Paul writes to this community drawn together by the good news of Jesus, yet destabilized by disdain and rejection within and threatened by the pressure of Empire without. Paul had to address this division from the outset. How can he help this mixed community of educated and illiterate, slave and free, men and women, Gentile and Jew, tradespeople and laborers find home together? Jesus himself was a Jew, the Messiah sent by the God who had made a home-making covenant with the Jews for the sake of the world. But this was a Covenant the Jews had never successfully fulfilled for long. Pagan idolatry meets Judean Torah-breaking in Rome. As Paul wrote: “All have sinned and fallen short of the glory of God.” None of us is fit to judge anyone else; we are all inveterate home-breakers.

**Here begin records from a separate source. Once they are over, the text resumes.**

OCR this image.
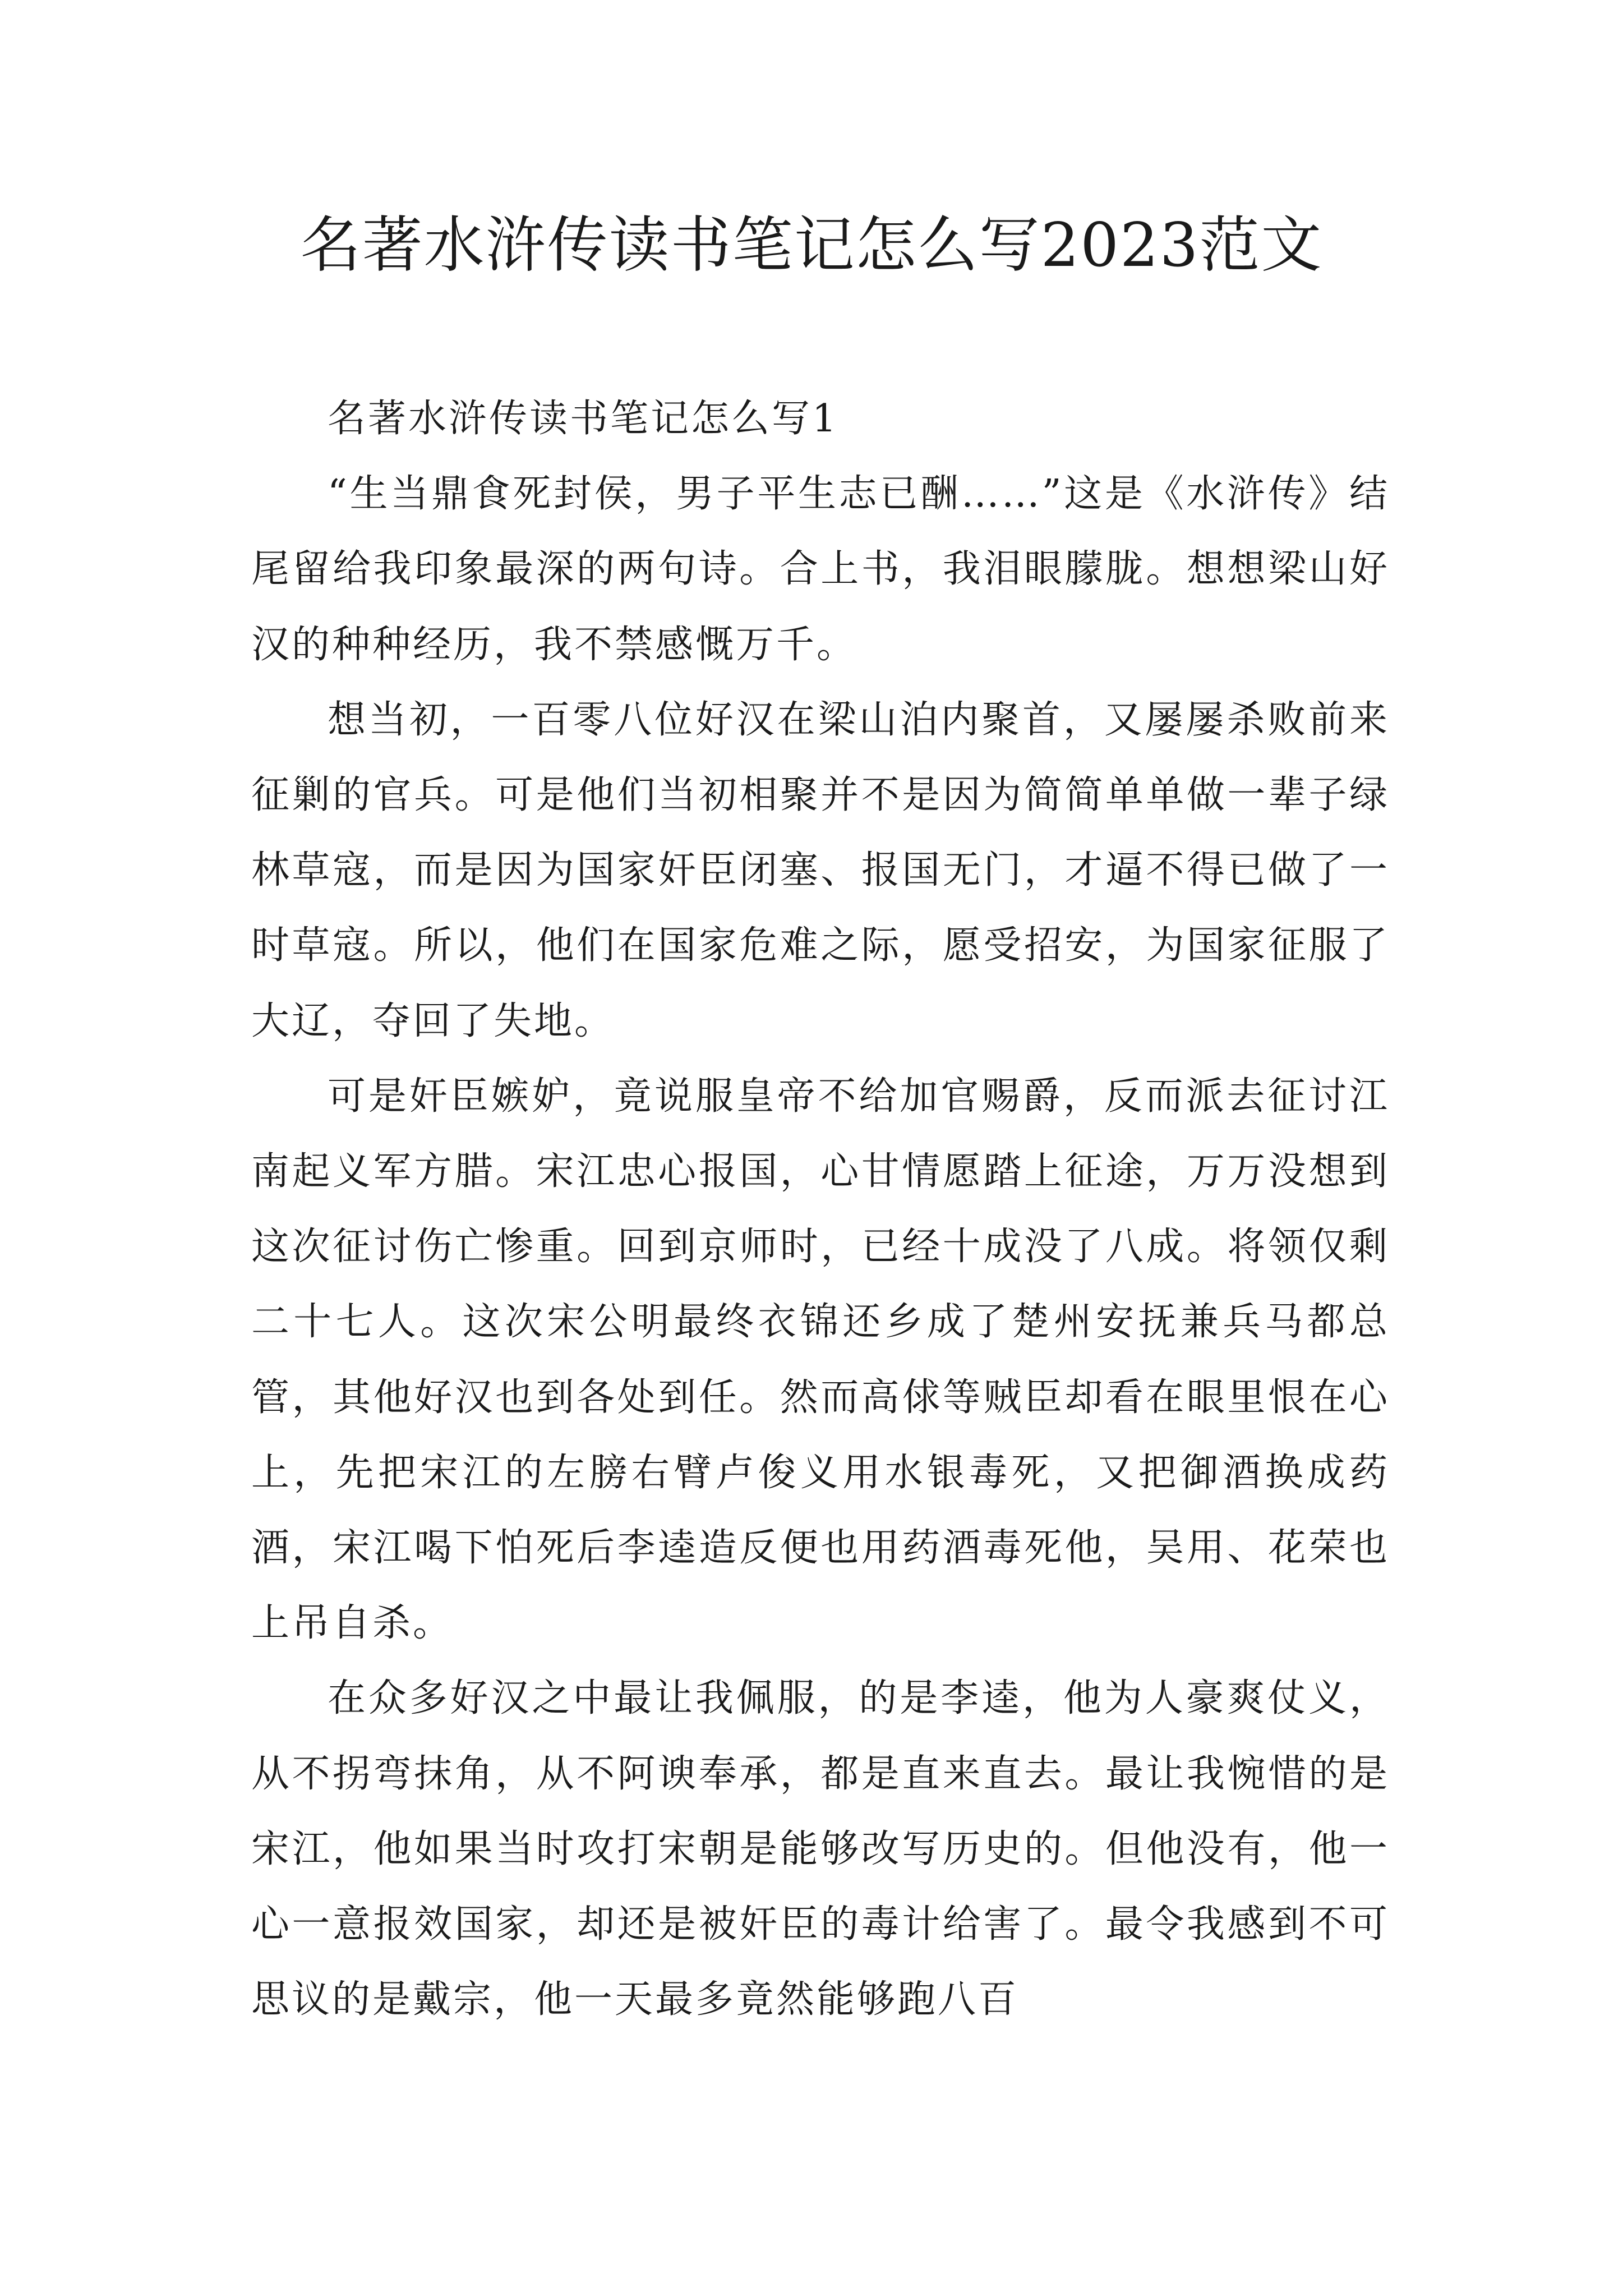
名著水浒传读书笔记怎么写2023范文

名著水浒传读书笔记怎么写1

“生当鼎食死封侯，男子平生志已酬……”这是《水浒传》结尾留给我印象最深的两句诗。合上书，我泪眼朦胧。想想梁山好汉的种种经历，我不禁感慨万千。

想当初，一百零八位好汉在梁山泊内聚首，又屡屡杀败前来征剿的官兵。可是他们当初相聚并不是因为简简单单做一辈子绿林草寇，而是因为国家奸臣闭塞、报国无门，才逼不得已做了一时草寇。所以，他们在国家危难之际，愿受招安，为国家征服了大辽，夺回了失地。

可是奸臣嫉妒，竟说服皇帝不给加官赐爵，反而派去征讨江南起义军方腊。宋江忠心报国，心甘情愿踏上征途，万万没想到这次征讨伤亡惨重。回到京师时，已经十成没了八成。将领仅剩二十七人。这次宋公明最终衣锦还乡成了楚州安抚兼兵马都总管，其他好汉也到各处到任。然而高俅等贼臣却看在眼里恨在心上，先把宋江的左膀右臂卢俊义用水银毒死，又把御酒换成药酒，宋江喝下怕死后李逵造反便也用药酒毒死他，吴用、花荣也上吊自杀。

在众多好汉之中最让我佩服，的是李逵，他为人豪爽仗义，从不拐弯抹角，从不阿谀奉承，都是直来直去。最让我惋惜的是宋江，他如果当时攻打宋朝是能够改写历史的。但他没有，他一心一意报效国家，却还是被奸臣的毒计给害了。最令我感到不可思议的是戴宗，他一天最多竟然能够跑八百
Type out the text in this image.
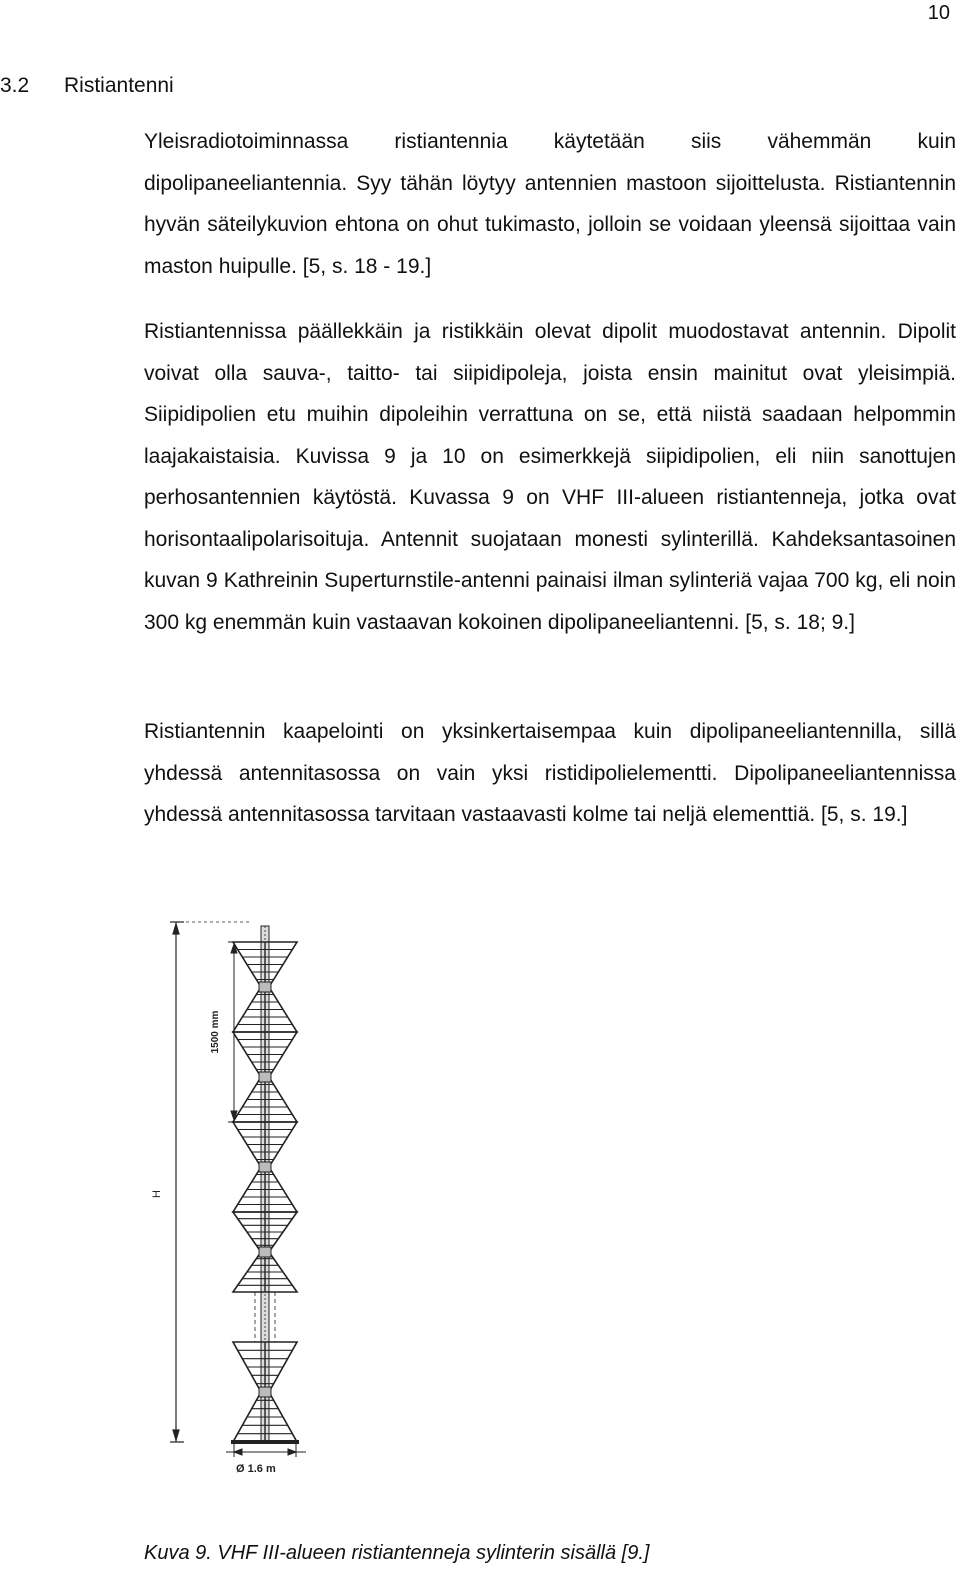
10
3.2 Ristiantenni

Yleisradiotoiminnassa ristiantennia käytetään siis vähemmän kuin dipolipaneeliantennia. Syy tähän löytyy antennien mastoon sijoittelusta. Ristiantennin hyvän säteilykuvion ehtona on ohut tukimasto, jolloin se voidaan yleensä sijoittaa vain maston huipulle. [5, s. 18 - 19.]

Ristiantennissa päällekkäin ja ristikkäin olevat dipolit muodostavat antennin. Dipolit voivat olla sauva-, taitto- tai siipidipoleja, joista ensin mainitut ovat yleisimpiä. Siipidipolien etu muihin dipoleihin verrattuna on se, että niistä saadaan helpommin laajakaistaisia. Kuvissa 9 ja 10 on esimerkkejä siipidipolien, eli niin sanottujen perhosantennien käytöstä. Kuvassa 9 on VHF III-alueen ristiantenneja, jotka ovat horisontaalipolarisoituja. Antennit suojataan monesti sylinterillä. Kahdeksantasoinen kuvan 9 Kathreinin Superturnstile-antenni painaisi ilman sylinteriä vajaa 700 kg, eli noin 300 kg enemmän kuin vastaavan kokoinen dipolipaneeliantenni. [5, s. 18; 9.]

Ristiantennin kaapelointi on yksinkertaisempaa kuin dipolipaneeliantennilla, sillä yhdessä antennitasossa on vain yksi ristidipolielementti. Dipolipaneeliantennissa yhdessä antennitasossa tarvitaan vastaavasti kolme tai neljä elementtiä. [5, s. 19.]

H
1500 mm
Ø 1.6 m
Kuva 9. VHF III-alueen ristiantenneja sylinterin sisällä [9.]
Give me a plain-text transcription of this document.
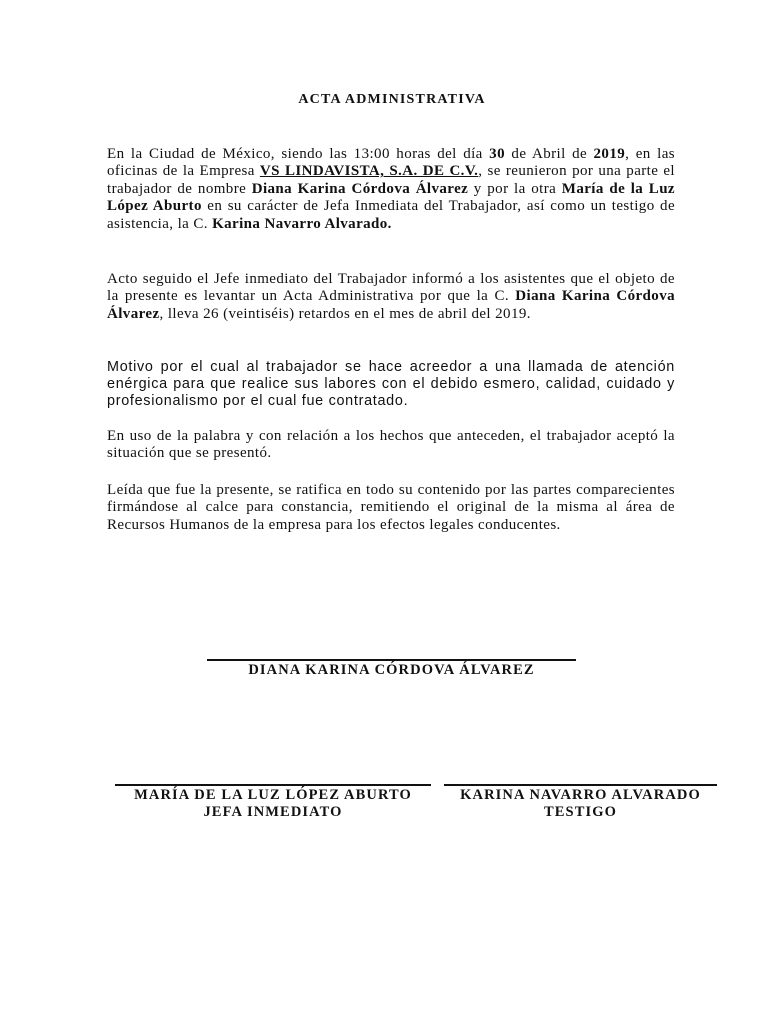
ACTA ADMINISTRATIVA

En la Ciudad de México, siendo las 13:00 horas del día 30 de Abril de 2019, en las oficinas de la Empresa VS LINDAVISTA, S.A. DE C.V., se reunieron por una parte el trabajador de nombre Diana Karina Córdova Álvarez y por la otra María de la Luz López Aburto en su carácter de Jefa Inmediata del Trabajador, así como un testigo de asistencia, la C. Karina Navarro Alvarado.

Acto seguido el Jefe inmediato del Trabajador informó a los asistentes que el objeto de la presente es levantar un Acta Administrativa por que la C. Diana Karina Córdova Álvarez, lleva 26 (veintiséis) retardos en el mes de abril del 2019.

Motivo por el cual al trabajador se hace acreedor a una llamada de atención enérgica para que realice sus labores con el debido esmero, calidad, cuidado y profesionalismo por el cual fue contratado.

En uso de la palabra y con relación a los hechos que anteceden, el trabajador aceptó la situación que se presentó.

Leída que fue la presente, se ratifica en todo su contenido por las partes comparecientes firmándose al calce para constancia, remitiendo el original de la misma al área de Recursos Humanos de la empresa para los efectos legales conducentes.

DIANA KARINA CÓRDOVA ÁLVAREZ
MARÍA DE LA LUZ LÓPEZ ABURTO
JEFA INMEDIATO
KARINA NAVARRO ALVARADO
TESTIGO
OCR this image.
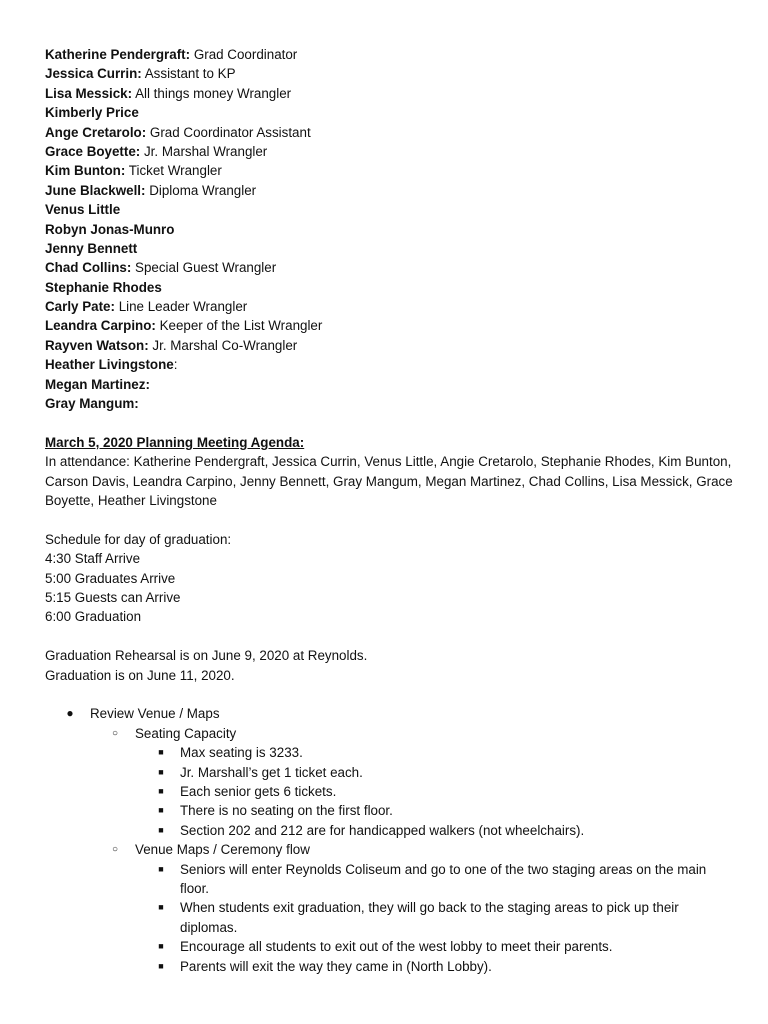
Katherine Pendergraft: Grad Coordinator
Jessica Currin: Assistant to KP
Lisa Messick: All things money Wrangler
Kimberly Price
Ange Cretarolo: Grad Coordinator Assistant
Grace Boyette: Jr. Marshal Wrangler
Kim Bunton: Ticket Wrangler
June Blackwell: Diploma Wrangler
Venus Little
Robyn Jonas-Munro
Jenny Bennett
Chad Collins: Special Guest Wrangler
Stephanie Rhodes
Carly Pate: Line Leader Wrangler
Leandra Carpino: Keeper of the List Wrangler
Rayven Watson: Jr. Marshal Co-Wrangler
Heather Livingstone:
Megan Martinez:
Gray Mangum:
March 5, 2020 Planning Meeting Agenda:
In attendance: Katherine Pendergraft, Jessica Currin, Venus Little, Angie Cretarolo, Stephanie Rhodes, Kim Bunton, Carson Davis, Leandra Carpino, Jenny Bennett, Gray Mangum, Megan Martinez, Chad Collins, Lisa Messick, Grace Boyette, Heather Livingstone
Schedule for day of graduation:
4:30 Staff Arrive
5:00 Graduates Arrive
5:15 Guests can Arrive
6:00 Graduation
Graduation Rehearsal is on June 9, 2020 at Reynolds.
Graduation is on June 11, 2020.
● Review Venue / Maps
○ Seating Capacity
■	Max seating is 3233.
■	Jr. Marshall’s get 1 ticket each.
■	Each senior gets 6 tickets.
■	There is no seating on the first floor.
■	Section 202 and 212 are for handicapped walkers (not wheelchairs).
○ Venue Maps / Ceremony flow
■	Seniors will enter Reynolds Coliseum and go to one of the two staging areas on the main floor.
■	When students exit graduation, they will go back to the staging areas to pick up their diplomas.
■	Encourage all students to exit out of the west lobby to meet their parents.
■	Parents will exit the way they came in (North Lobby).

We can not create a home; if we are ever to have one, we can only receive one as a gift. And so Paul goes further back into Jewish history, back before the food laws and Torah and circumcision, to the first call and promise. While Aeneas and the Magyars achieved their new home through persistence and violence, Abraham had nothing to go on except faith –trust in the promise and the Promiser. No piety and military prowess can create the new home God offered. This story and promise were already part of the Jewish Christians’ lineage. But, Paul writes, the children of Abraham are not limited to his bloodline; they are those who claim him as progenitor and have faith like his. Paul counsels others in the diverse community to take Abraham as their father, trust the promises, and share his inheritance. However, since our faith is likely to be weak, we need the faithfulness of Jesus Christ. He is the faithful one who incarnates God’s love and justice, and who died at the hands of the Empire and rose in the homemaking power of God. Jesus is where everything comes together. He fulfills the promise to Abraham and invites us all home. This home is inclusive and abounding in mercy. Jesus Christ is the ruler of this home; he is called the Son of God not because of the death and deification of his father, because he defeated death and rose from the dead.
There is only one house rule for those who want to enter this new home God has created for us: we have to be faithful. Being faithful can be a number of things:
1) trust in God
2) belief about God
3) living the way we are lead into by our trust and belief.
Our readings invite us to focus on #1 –trust in God. We might often doubt that we feel or do all the right things but how God regards us is not up to us. As far as God is concerned, we are in his heart –for keeps. The Psalm tells us what a good “keeper” God is; God watches over us, tends, and holds us. Through Jesus, God has made a new home for his wandering children. Redemption/Salvation is about homecoming. All those who trust in the faithfulness of Jesus Christ are made right at home.